Stearns County Has Disposed Ballots from the 2020 Election
But will that really prevent the truth from eventually being known?
Last summer, when I met in person alongside two Stearns residents with the Stearns County Auditor-Treasurer (24 years in this role) and the newly placed Division Director of Elections, both election officials seemed to have an incomplete understanding of the significance of a cast vote record, which is an automatic internal audit feature in all tabulators certified for use in Minnesota. However only about 24 hours later it was communicated that the citizens of Stearns asking for this would not get this public election data. In September 2022, after Minnesota’s Secretary of State (and many election officials) implied these didn’t exist, Fillmore County produced the first analyzable CVR in Minnesota.
More than 1,000 cast vote record reports from elections in 2020, 2021, and 2022 have been collected by ordros.com, demonstrating there is no legal issue with handing over this election data to the public. Government work product is public. Counties like Dodge County, Wisconsin, even provide public links to downloadable zip files of both CVRs and ballot images on the Dodge County website, which saves staff and citizens time having to send and reply to requests.
It was recently shared with a Stearns County citizen that the ballots for the 2020 general election were disposed of. Per federal and Minnesota statute, all election data, physical and digital, must be kept for a minimum of 22 months for most elections. Stearns County has therefore done nothing illegal in their disposal of the physical ballots (and absentee/mail-in signature envelopes) from 2020. However doing away with the ballots hardly helps to make the case toward transparency with the public before a comprehensive audit could take place (note that Post-Election Reviews in Minnesota only audit less than 1% of all ovals statewide on a tiny fraction of the total physical ballots, and do not investigate signature envelopes nor the cast vote records). Residents in Stearns attended commissioner meetings for months asking for audits and eventually relatively easier requests like the cast vote records.
They were asking for transparency.
Even in the Senate committee hearing yesterday about ranked choice voting, the man sitting next to me—wearing an orange t-shirt expressing his positive outlook on ranked choice voting (also known as instant runoff voting)—agreed that more transparency would be good. (This after being surprised that I was an “opponent” of SF2270—for a moment there I wasn’t sure if he would allow me to retake my seat after testifying.) Despite the reversal of first impressions, it’s even possible our conversation got back on the rails enough that in the hallway after the meeting he did not join the SF2270-proponent crowd gathering for their victory photo. A victory in my book.

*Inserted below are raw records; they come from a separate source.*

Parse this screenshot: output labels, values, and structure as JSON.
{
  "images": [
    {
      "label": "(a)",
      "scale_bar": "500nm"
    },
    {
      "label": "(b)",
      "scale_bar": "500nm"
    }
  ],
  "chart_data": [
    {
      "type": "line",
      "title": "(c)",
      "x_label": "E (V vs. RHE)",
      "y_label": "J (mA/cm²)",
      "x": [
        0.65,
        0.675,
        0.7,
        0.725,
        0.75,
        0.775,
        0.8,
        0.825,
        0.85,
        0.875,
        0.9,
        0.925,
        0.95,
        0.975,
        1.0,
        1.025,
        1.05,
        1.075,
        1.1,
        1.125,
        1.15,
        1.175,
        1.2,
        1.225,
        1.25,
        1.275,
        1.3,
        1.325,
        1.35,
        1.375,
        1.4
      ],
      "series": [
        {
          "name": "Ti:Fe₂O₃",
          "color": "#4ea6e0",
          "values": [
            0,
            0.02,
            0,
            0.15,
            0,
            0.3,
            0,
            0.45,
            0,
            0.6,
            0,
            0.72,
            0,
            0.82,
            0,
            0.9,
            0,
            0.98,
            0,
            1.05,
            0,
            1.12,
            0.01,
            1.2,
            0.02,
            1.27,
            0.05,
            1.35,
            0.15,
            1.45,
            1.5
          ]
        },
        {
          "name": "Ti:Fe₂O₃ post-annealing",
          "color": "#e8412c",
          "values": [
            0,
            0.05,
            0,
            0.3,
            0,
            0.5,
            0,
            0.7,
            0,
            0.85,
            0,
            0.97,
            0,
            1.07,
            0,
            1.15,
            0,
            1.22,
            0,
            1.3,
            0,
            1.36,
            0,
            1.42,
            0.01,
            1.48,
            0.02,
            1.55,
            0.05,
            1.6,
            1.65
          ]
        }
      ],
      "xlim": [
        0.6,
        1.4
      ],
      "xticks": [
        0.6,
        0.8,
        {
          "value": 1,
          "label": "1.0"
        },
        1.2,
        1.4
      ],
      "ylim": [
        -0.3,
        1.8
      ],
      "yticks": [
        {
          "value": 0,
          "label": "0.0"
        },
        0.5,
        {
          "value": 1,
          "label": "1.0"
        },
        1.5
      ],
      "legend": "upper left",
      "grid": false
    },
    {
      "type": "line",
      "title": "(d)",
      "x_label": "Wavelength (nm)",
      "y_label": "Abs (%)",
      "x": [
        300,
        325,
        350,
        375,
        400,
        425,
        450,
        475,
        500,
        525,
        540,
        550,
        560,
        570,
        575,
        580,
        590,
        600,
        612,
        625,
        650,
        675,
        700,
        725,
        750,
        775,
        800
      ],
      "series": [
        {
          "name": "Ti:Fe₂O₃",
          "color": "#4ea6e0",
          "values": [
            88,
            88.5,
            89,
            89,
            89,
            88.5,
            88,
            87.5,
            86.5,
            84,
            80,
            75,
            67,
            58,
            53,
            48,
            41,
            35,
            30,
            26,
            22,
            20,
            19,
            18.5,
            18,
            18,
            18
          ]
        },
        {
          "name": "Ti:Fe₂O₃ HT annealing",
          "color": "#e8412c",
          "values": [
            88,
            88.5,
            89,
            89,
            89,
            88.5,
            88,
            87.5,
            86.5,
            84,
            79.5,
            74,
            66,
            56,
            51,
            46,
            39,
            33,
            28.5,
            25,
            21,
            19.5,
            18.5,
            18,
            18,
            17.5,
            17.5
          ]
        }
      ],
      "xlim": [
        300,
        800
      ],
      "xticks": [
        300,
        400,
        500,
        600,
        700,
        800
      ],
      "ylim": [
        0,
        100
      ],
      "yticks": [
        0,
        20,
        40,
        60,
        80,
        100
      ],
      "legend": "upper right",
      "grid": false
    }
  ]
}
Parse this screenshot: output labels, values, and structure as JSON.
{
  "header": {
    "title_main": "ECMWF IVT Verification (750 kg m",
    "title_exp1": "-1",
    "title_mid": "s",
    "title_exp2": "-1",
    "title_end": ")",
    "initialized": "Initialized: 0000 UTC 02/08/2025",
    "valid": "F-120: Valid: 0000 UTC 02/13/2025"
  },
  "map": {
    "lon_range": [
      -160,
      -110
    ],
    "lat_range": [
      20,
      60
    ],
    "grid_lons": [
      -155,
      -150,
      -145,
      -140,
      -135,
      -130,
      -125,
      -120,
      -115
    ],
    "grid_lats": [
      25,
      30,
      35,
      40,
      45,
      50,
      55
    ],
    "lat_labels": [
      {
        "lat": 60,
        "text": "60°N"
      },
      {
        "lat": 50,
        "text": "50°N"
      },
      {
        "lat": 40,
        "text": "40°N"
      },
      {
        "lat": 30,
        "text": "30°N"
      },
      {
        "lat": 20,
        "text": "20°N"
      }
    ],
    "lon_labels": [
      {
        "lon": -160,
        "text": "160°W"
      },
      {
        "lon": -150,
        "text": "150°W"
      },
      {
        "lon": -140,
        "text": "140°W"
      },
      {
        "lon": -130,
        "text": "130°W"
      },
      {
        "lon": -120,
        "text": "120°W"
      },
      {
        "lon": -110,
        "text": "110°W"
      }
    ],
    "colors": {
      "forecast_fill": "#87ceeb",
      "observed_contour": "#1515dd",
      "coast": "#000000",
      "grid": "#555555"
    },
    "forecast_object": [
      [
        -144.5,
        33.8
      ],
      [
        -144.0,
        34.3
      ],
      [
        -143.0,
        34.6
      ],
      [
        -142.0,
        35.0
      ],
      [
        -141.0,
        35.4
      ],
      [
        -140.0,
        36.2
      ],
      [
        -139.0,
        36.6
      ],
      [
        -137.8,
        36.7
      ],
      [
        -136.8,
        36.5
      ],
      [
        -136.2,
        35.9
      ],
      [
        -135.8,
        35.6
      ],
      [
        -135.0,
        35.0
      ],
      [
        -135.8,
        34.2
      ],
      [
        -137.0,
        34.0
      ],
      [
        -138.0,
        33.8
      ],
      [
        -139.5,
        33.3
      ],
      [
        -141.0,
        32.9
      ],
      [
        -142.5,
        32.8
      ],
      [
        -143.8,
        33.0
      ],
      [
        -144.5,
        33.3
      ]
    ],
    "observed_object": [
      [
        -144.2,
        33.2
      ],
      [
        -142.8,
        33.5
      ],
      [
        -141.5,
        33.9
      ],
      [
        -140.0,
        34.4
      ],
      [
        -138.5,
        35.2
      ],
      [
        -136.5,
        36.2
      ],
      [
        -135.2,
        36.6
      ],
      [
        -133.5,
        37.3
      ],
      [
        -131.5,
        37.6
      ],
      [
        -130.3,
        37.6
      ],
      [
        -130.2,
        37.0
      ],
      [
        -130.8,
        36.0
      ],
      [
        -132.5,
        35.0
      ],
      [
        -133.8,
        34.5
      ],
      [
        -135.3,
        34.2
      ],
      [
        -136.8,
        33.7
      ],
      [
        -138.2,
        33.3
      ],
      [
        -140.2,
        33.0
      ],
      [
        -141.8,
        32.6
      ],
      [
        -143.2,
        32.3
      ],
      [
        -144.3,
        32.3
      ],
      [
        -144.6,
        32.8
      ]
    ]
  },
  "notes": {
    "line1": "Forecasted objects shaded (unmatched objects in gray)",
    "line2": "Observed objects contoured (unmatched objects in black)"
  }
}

Not all records from the 2020 election have been done away with, discarded, or destroyed. For instance, Tina Peters, the Mesa County, Colorado election clerk who was the subject of [S]election Code, preserved some of her digital records when she made a backup of her election computers prior to a Dominion employee’s “Trusted Build”, a software update which was shown to have deleted log files from the 2020 election—the Mesa Report #3 co-authored by Jeffrey O’Donnell and Dr. Walter Daugherity details proven database manipulation as well. I remember well when Mr. O’Donnell and one other man first shared their preliminary findings on a video call I happened to be on in October 2021. I didn’t know how pivotal O’Donnell would come to be in the current investigations nationwide (and internationally).
Not all election records been destroyed locally here in Minnesota. Even after the Crow Wing County Board of Commissioners voted in favor of a forensic audit (after great encouragement from residents), the Minnesota Secretary of State, Steve Simon, declined to audit Crow Wing County. Are counties holding onto their ballots should a future audit be called for? Perhaps they held onto them because so many citizens were asking about them? Or maybe they are avoiding the potential destruction of evidence given ongoing litigation?
Asking whether the 2020 records, physical ballots, absentee envelopes, and digital cast vote records, are still in the possession of your county is one simple question to map out the level of transparency the county is maintaining with the public. The same can be asked for the 2022 midterms and any other local elections in your area.
While it is true that the counties may legally dispose of these records, would it be so bad to hold onto them just a little bit longer? In the meantime, maybe they can see about sharing the cast vote records (video) with the public too.